The paper’s name is “What Operations can be Performed Directly on Compressed Arrays, and with What Error?” and you can read it here: https://dl.acm.org/doi/10.1145/3624062.3625122.
The main idea is that we’ve designed a compression method called PyBlaz that allows you to transform arbitrary-dimensional floating-point arrays (often called tensors) in certain ways without decompressing them. These transformations include negation, addition, mean, variance, L2 norm, and structural similarity index measure, all in at most logarithmic time with sufficient threads. It’s important to note that there’s no matrix multiplication and no element-wise multiplication (Hadamard product), so I’d like to urge you to not try to stick PyBlaz where it doesn’t belong.

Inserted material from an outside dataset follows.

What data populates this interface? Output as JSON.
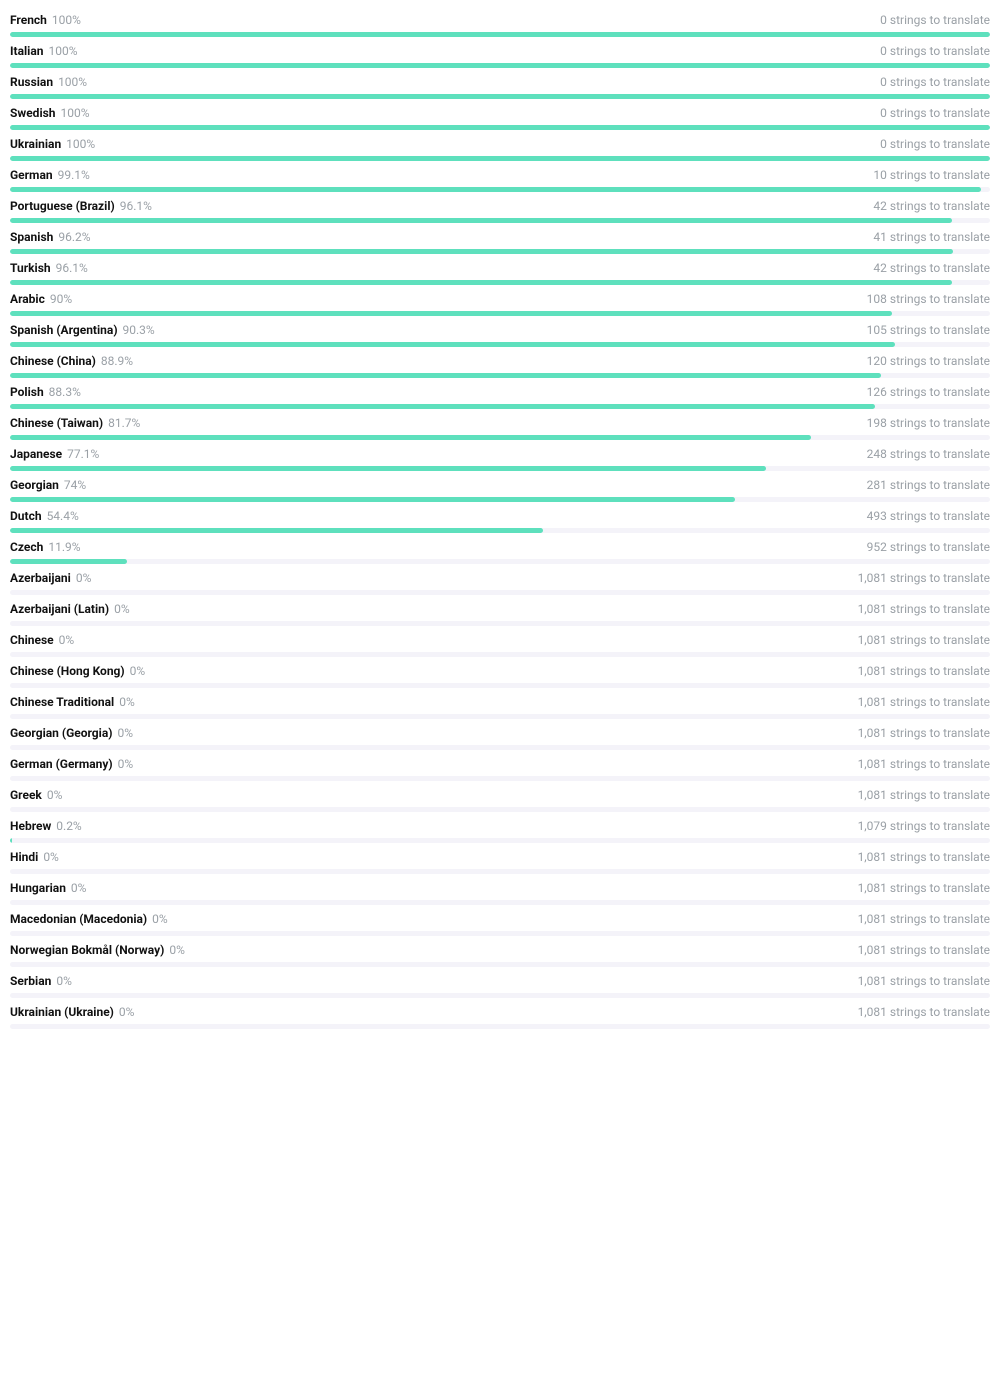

This actually started because I was investigating its predecessor Blaz (https://arxiv.org/abs/2202.13007), and implementing it myself in order to understand it better. I wasn’t trying to make anything new; I was just implementing it in ways that I considered good practice, which included not limiting it to 2 dimensions and also taking advantage of GPUs if possible, which was natural to do in PyTorch. I also removed one of the steps in Blaz (called normalization in their paper) to facilitate those additional transformations involving the dot product.
So, eventually this was published in the 9th International Workshop on Data Analysis and Reduction for Big Scientific Data and was awarded Best Paper in the workshop.